Eppure, il calcio è anche l’arena della redenzione. In esso si scorgono i segnali della trascendenza e l’ansia per l’eterno. Nel calcio c’è un premio e un trionfo finale accompagnato dalla sconfitta dell’avversario. Esso unisce la gente e crea legami innervati di celebrazione sabbatica. Nel calcio è anche possibile vedere la ricchezza della multiculturalità e delle differenze riconciliate delle etnie (si pensi, in particolare, a squadre come la Francia o l’Inghilterra). In un certo senso, nel calcio è visibile la “ricchezza delle nazioni”: il gioco totale olandese, il catenaccio italiano, la danza brasiliana, il tiki-taka spagnolo, il gioco virile britannico, ecc. sono tutte facce della svariata grazia comune di Dio. Ovviamente, il calcio non salva, ma si possono scorgere in esso ombre e luci del regno di Dio inaugurato da Gesù Cristo.

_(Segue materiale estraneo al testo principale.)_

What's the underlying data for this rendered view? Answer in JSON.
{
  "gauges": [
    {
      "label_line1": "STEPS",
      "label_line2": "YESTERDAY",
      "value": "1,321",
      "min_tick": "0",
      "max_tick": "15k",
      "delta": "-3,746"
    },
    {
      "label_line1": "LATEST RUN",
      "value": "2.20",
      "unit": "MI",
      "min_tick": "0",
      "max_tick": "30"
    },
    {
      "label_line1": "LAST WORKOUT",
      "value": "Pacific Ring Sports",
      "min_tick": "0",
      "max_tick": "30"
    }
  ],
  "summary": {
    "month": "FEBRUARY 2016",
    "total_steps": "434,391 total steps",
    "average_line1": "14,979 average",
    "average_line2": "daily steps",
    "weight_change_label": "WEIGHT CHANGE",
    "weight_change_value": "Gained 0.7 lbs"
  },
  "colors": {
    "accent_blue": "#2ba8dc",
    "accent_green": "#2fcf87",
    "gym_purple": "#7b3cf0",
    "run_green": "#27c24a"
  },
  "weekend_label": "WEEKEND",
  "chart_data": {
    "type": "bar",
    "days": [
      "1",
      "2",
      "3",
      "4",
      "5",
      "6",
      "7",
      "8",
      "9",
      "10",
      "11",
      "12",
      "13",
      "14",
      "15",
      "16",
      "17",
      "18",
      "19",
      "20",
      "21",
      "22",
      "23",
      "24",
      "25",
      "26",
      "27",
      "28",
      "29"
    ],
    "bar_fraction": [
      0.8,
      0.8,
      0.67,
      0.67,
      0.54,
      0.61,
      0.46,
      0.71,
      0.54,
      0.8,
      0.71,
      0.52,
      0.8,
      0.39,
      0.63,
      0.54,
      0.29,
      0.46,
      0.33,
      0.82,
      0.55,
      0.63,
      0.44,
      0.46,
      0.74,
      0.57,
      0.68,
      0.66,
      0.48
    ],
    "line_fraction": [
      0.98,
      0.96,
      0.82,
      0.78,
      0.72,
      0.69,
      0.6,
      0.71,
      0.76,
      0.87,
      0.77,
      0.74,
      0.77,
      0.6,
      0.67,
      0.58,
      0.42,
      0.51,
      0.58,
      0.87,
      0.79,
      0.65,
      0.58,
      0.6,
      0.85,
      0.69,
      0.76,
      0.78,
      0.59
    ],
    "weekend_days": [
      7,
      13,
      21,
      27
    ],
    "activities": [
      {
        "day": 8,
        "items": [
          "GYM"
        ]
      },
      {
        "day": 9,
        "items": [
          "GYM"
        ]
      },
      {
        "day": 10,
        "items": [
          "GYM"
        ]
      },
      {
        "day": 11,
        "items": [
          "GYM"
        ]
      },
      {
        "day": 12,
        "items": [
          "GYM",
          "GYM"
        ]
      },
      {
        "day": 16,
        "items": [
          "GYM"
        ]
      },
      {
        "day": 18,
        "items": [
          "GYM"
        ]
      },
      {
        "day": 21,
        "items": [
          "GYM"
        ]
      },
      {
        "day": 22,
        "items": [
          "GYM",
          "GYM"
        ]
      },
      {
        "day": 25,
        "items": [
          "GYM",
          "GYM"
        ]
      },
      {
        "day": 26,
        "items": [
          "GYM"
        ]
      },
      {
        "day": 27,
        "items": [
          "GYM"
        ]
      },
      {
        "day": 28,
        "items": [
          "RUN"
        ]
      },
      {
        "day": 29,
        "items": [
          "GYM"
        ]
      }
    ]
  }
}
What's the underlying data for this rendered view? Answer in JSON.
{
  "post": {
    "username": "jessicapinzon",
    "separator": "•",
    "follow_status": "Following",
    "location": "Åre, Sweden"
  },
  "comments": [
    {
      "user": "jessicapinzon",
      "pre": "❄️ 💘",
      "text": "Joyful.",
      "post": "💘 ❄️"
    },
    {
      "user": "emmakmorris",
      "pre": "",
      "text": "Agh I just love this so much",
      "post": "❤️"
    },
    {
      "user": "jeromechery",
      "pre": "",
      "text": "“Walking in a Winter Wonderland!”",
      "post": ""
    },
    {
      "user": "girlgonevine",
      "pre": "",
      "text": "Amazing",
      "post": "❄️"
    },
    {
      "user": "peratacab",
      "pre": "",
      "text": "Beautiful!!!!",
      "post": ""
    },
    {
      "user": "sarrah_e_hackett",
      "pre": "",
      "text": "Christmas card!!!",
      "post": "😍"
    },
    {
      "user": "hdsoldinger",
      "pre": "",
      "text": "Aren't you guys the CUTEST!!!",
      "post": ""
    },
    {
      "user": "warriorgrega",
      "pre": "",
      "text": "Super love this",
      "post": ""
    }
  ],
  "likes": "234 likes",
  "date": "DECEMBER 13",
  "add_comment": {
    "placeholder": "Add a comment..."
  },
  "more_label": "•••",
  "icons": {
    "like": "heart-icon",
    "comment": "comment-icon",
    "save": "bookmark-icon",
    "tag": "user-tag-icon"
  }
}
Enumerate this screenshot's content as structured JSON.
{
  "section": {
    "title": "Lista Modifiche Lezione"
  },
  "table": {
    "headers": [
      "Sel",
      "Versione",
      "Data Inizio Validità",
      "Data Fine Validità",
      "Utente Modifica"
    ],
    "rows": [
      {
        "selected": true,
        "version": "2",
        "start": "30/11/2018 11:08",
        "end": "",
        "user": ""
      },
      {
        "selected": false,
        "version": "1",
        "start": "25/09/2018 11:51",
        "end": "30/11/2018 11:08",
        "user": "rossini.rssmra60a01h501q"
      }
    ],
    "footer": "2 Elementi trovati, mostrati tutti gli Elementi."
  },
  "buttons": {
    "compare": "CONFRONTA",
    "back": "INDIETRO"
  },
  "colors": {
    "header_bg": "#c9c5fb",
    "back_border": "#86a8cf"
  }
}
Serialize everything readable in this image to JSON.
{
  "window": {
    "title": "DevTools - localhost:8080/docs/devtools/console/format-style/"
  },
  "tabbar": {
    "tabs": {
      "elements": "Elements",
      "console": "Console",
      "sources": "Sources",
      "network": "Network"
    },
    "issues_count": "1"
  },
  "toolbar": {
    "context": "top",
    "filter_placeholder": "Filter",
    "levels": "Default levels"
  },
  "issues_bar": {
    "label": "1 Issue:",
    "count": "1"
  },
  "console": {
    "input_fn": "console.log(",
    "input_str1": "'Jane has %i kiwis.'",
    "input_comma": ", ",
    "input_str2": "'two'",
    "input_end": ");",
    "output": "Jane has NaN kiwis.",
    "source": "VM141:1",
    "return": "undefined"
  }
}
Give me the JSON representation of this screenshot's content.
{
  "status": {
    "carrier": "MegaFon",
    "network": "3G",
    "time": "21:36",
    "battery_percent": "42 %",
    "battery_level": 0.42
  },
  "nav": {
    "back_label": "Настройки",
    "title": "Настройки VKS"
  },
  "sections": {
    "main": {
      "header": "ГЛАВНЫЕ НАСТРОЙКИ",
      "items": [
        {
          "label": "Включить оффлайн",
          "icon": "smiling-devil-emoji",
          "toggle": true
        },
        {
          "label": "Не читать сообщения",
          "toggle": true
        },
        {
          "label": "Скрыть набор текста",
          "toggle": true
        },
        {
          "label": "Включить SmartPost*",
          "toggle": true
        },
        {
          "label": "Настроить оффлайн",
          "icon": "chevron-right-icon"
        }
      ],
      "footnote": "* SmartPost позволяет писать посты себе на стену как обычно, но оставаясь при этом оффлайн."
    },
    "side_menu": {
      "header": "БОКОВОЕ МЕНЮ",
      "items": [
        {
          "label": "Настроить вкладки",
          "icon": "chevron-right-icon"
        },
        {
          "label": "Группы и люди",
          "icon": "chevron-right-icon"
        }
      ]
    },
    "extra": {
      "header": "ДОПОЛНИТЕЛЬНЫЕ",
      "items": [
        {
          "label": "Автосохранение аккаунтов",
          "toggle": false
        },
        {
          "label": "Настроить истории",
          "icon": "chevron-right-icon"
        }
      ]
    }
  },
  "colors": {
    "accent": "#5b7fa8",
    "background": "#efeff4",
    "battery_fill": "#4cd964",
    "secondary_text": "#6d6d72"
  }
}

Insomma, andare allo stadio (i prezzi troppo alti dei biglietti sono forse una concessione alla dittatura peccaminosa degli interessi finanziari?) e tifare la squadra del cuore, giocare a e parlare di calcio non è peccato. Anzi. A patto che lo si faccia appassionatamente sì, ma sempre con moderazione cristiana.
P.S. il motivo per cui Baggio sbagliò il rigore a USA 1994 rimane un dolorosissimo mistero che neanche il libro di Garofalo risolve!